Hedera nepalensis (Himalayan ivy, chang chun teng) is a species of perennial Ivy (genus Hedera) native to Nepal and Bhutan, as well as Afghanistan, Pakistan, India, China, Laos, Myanmar, Thailand, and Vietnam, at altitudes of about 1000–3000 m. Plants grow up to 30 m in height, with simple leaves ranging from 2–15 cm long, and yellow flowers.

Morphology
Stem: creeping or climbing to a height of 30 m with adventitious roots. Evergreen foliage, dark green, glossy, lighter underneath, glabrous, leathery, lanceolate, oval, to klapowanych (flaps odd, usually 3, triangular), u heart-shaped base of the wedge, the top slightly pointed or blunt.
Flowers: bisexual, small, 5-fold, meeting within the fond ovate panicles. Flower stalks (length 7–12 mm) and Flowering hairy. Chalice entire edges, retained. Petals yellow crown. Stamens 5, anthers 1–2 mm long. Pillar short neck, single, Fruit is a drupes, flattened, 5–7 mm long, 5–10 mm wide, with orange to red.

Ecology
The plant blooms from October to April.

Plant toxic, all parts are poisonous because they contain saponins (e.g. hederynę), which are irritating to the skin, and conjunctiva of eyes, and after ingestion induce gastrointestinal nervous system, disturbances. Can occur hemolysis and erythrocytes.

It occurs mostly in moist soil in shade, at the height of 1000–3000 m as climbs over rocks and tree trunks by adventitious roots, rarely used as a ground cover or decorative climber in gardens and parks. Resistance to frost apparently large (up to 8 zones USDA).
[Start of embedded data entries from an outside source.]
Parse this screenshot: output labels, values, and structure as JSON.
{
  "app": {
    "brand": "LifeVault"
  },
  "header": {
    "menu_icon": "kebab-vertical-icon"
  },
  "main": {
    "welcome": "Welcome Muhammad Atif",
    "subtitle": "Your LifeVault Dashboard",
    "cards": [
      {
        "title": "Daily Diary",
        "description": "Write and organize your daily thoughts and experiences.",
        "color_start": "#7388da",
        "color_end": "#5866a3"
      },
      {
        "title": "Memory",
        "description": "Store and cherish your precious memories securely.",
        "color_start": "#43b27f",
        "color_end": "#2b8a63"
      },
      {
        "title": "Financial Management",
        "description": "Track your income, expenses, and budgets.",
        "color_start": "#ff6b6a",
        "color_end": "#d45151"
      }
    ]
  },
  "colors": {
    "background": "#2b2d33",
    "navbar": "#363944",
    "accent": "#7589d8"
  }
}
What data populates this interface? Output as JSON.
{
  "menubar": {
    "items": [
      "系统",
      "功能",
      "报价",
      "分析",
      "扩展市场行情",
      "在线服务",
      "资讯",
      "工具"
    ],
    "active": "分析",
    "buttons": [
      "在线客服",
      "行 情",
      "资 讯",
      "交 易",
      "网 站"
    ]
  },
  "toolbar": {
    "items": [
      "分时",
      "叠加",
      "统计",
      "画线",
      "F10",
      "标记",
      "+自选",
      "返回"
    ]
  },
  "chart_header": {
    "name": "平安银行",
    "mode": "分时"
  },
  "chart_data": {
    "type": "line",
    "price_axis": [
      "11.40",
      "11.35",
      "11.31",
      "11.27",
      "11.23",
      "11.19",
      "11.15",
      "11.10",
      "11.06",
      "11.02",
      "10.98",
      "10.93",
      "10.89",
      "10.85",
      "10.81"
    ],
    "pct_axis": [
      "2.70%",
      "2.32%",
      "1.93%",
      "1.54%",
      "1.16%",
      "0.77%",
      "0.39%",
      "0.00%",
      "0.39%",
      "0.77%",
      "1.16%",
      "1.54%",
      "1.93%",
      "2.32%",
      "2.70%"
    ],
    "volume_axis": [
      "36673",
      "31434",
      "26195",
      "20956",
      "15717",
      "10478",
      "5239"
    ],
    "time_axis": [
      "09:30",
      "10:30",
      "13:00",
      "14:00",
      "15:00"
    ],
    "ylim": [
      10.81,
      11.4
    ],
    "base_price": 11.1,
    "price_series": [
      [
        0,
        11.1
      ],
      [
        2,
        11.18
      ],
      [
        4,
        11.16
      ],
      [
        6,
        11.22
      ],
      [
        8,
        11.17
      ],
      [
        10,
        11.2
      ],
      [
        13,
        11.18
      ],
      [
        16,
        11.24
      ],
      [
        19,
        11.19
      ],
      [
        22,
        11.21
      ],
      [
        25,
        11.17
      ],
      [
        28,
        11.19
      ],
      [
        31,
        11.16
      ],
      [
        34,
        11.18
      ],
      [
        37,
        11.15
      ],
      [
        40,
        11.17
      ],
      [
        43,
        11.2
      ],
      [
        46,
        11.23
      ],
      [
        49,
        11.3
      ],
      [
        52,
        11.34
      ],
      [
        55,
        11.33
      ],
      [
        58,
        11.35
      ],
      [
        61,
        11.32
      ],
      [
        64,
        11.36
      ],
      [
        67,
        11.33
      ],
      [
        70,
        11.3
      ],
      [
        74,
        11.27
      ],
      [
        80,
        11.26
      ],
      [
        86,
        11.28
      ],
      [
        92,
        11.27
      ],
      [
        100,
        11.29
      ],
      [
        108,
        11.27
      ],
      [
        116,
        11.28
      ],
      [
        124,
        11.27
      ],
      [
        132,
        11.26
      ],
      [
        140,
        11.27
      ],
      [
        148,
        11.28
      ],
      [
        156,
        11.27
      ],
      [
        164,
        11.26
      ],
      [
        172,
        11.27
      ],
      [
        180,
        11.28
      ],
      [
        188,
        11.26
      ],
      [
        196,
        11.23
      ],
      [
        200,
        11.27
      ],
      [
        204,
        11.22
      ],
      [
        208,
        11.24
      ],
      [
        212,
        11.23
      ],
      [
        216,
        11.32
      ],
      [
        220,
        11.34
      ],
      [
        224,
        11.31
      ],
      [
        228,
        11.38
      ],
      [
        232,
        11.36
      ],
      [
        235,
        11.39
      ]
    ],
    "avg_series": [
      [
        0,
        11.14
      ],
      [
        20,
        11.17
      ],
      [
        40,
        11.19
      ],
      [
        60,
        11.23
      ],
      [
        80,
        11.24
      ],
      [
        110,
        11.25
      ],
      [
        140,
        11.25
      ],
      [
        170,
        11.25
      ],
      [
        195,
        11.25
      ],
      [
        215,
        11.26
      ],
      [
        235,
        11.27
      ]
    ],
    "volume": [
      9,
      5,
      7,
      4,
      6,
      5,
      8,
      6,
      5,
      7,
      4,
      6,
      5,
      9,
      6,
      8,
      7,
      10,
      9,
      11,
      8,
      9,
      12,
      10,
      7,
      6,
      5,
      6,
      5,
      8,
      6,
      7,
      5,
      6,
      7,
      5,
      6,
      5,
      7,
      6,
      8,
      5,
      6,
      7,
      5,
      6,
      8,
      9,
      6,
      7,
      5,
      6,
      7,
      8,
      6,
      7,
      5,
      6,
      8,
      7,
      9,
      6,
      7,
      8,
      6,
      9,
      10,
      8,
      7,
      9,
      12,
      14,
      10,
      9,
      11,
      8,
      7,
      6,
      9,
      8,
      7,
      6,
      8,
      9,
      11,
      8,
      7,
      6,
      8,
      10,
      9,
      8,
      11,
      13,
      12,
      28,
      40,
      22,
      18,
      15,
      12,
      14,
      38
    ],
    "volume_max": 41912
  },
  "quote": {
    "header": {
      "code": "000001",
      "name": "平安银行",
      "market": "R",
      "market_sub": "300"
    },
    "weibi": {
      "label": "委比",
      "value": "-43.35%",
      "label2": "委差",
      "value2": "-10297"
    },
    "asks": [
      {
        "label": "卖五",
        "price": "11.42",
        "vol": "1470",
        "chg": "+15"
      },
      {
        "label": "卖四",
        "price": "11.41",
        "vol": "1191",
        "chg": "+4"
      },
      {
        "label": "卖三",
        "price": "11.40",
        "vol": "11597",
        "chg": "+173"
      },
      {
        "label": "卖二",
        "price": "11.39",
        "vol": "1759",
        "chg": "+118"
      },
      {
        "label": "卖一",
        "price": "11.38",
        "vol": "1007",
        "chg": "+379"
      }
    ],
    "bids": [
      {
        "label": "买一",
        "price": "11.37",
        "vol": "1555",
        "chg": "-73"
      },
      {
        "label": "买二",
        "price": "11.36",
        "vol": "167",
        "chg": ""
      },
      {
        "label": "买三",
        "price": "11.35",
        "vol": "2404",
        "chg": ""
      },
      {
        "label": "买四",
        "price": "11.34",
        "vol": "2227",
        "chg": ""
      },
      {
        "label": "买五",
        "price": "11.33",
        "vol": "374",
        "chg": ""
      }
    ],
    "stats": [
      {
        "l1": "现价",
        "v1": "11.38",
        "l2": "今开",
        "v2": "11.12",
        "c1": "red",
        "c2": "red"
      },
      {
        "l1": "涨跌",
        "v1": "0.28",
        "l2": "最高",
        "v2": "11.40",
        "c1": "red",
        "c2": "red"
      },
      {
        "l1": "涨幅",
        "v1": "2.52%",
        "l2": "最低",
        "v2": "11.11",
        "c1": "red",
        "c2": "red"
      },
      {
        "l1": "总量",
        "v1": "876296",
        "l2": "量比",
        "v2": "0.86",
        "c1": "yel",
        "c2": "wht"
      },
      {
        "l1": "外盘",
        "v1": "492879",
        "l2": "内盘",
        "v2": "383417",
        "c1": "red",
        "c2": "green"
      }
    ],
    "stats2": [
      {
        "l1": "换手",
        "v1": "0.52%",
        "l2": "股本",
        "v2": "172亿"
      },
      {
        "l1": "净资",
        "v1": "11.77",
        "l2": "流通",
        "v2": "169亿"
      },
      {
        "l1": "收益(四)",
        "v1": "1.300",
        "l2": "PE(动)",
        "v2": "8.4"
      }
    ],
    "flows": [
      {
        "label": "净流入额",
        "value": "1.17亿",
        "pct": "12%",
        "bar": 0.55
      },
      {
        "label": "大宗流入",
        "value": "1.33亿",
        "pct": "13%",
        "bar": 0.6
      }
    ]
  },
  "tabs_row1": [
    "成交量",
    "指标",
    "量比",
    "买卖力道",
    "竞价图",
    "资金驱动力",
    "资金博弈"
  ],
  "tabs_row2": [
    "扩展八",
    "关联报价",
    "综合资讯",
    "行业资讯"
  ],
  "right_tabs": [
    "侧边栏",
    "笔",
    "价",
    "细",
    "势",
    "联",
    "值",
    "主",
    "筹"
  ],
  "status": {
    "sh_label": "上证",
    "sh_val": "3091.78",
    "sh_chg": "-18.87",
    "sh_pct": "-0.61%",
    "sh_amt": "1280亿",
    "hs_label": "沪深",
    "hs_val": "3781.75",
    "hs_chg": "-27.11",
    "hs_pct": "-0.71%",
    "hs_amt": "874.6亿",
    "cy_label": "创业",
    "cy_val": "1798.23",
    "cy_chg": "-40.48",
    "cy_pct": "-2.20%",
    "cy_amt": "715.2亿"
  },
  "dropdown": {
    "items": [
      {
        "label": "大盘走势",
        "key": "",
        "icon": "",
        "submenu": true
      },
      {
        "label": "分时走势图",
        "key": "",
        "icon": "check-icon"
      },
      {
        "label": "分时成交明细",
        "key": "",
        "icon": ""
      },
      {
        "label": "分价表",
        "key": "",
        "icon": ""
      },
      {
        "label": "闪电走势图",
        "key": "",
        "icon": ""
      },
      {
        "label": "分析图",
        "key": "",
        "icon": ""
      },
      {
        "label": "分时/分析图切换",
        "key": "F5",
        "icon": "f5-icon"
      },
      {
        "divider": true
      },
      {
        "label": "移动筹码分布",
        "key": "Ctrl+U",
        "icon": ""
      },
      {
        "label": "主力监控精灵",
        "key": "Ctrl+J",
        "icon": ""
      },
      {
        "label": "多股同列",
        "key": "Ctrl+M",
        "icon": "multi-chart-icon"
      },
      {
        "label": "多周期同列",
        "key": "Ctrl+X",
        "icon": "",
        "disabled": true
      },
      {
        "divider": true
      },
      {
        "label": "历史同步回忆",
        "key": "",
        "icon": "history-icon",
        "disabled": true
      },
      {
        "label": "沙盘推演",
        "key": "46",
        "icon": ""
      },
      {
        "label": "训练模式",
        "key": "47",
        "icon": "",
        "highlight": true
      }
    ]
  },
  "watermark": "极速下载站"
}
There are two varieties or subspecies:

Hedera nepalensis var. nepalensis
''Hedera nepalensis K. Koch var. Sinensis (Tobler) Rehder - occurs in the China.

Synonyms
 Hedera cinerea
 Hedera himalaica
 Hedera helix var. chrysocarpa
 Hedera helix var. cinerea
 Hedera helix var. himalaica

References

 
 eFloras entry
 Hort. dendrol. 284, t. 75. 1854.
 Ackerfield, J. 2001. Trichome morphology in Hedera (Araliaceae). Edinburgh J. Bot. 58:259–267.
 Chinese Academy of Sciences. 1959–. Flora reipublicae popularis sinicae.
 Encke, F. et al. 1984. Zander: Handwörterbuch der Pflanzennamen, 13. Auflage.
 Hara, H. et al. 1978–1982. An enumeration of the flowering plants of Nepal.
 Lawrence, G. H. M. & A. E. Schulze. 1942. The cultivated Hederas. Gentes Herb. 6:107–173.
 Liberty Hyde Bailey Hortorium. 1976. Hortus third.
 Nasir, E. & S. I. Ali, eds. 1970–. Flora of [West] Pakistan.